眉を下げた情けない表情に、先ほどの自信に満ち溢れたナナギの姿は見られない。
いつものヘタレ全開ナナギに逆戻りだ。
「ねぇ、シャオロンってばーっ!」
もう一度ナナギがシャオロンを揺さ振った瞬間、大地が震えた。
さーっ、と全身から血の気が引いていった。
ナナギの顔色がみるみる青くなっていく。
「ちょっと待ってよー…」
敵さん、お出ましのようで。
「ていっ!」
そよそよ~。
「とうっ!」
そよそよそよ~。
「やあっ!」
そよそよそよそよ~。
「………何これー」
ぐだぐだ感溢れるナナギの攻撃に、魔物も戸惑ったように硬直している。
魔物が現れた瞬間、もしかして。
という一縷の望みをかけて扇を振るったナナギだったが、当然というか残念ながらというか、結果は変わらなかった。
爽やかな風が巻き起こり、場を和ませた。
しかし、魔物とていつまでも待ってくれるつもりはないらしい。
「ううっ」
半泣きになったナナギと仲間を交互に見たあと、頷き合った。
「な、何目と目で通じ合ってんのよぉ~っ」
ナナギの声を合図に、躍り上がった。
手には色とりどりの鎌や斧。
おまけにごつくて不気味な形相をしている。
そして、魔物達の表情に色濃く浮き上がったものは…。
殺意。
「ひいいぃぃいっ!」
…死ぬ。
死ぬ。
死ぬぅっ!
本格的に絶命を覚悟し、ナナギがきつく瞳を閉じたその時だった。
ピカリと、まばゆいばかりの閃光が辺りを包んだ。
「へ……?」
『もう、見てらんね! あんた、どうしてそんなに無知なんだ!』
その声は、耳というより頭に直接響いてくる。
「え。
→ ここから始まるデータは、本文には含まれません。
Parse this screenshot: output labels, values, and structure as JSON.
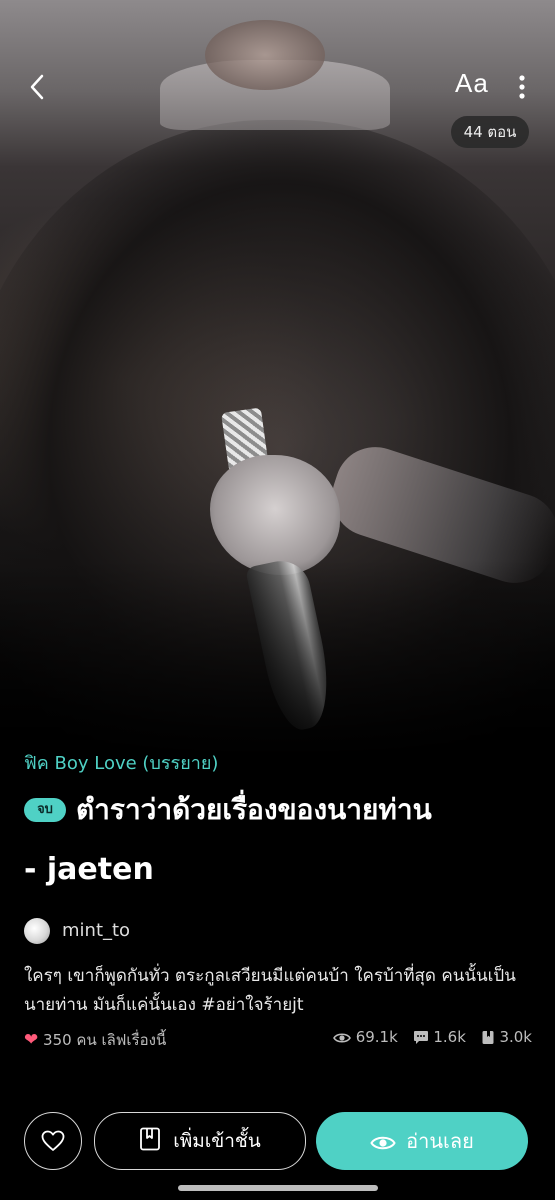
{
  "header": {
    "font_size_label": "Aa",
    "episodes_badge": "44 ตอน"
  },
  "story": {
    "genre": "ฟิค Boy Love (บรรยาย)",
    "status_badge": "จบ",
    "title_line1": "ตำราว่าด้วยเรื่องของนายท่าน",
    "title_line2": "- jaeten",
    "author": "mint_to",
    "description": "ใครๆ เขาก็พูดกันทั่ว ตระกูลเสวียนมีแต่คนบ้า ใครบ้าที่สุด คนนั้นเป็นนายท่าน มันก็แค่นั้นเอง #อย่าใจร้ายjt"
  },
  "stats": {
    "likes": "350 คน เลิฟเรื่องนี้",
    "views": "69.1k",
    "comments": "1.6k",
    "saves": "3.0k"
  },
  "actions": {
    "add_to_shelf": "เพิ่มเข้าชั้น",
    "read_now": "อ่านเลย"
  },
  "colors": {
    "accent": "#4fd1c5",
    "heart": "#ff5a7a"
  },
  "icons": [
    "back-chevron-icon",
    "font-size-icon",
    "more-vertical-icon",
    "heart-icon",
    "eye-icon",
    "comment-icon",
    "bookmark-icon",
    "book-icon"
  ]
}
だ、誰…」
『今度の主人どんな方かと思えば、物知らずな小娘だし』
ぱ、と目を開けたナナギの視界に入ったのは…。
「………」
年は…十を越すか越さないかだろうか。
まだその顔つきには幼さが色濃く残っている。
深紅と黒を基調とした、やたらとフリルの多い服。
頭には、これまたど派手なリボンがついている。
足元まである長い髪は、何色ともつかない、不思議な色合いで、華奢な身体を取り纏っている。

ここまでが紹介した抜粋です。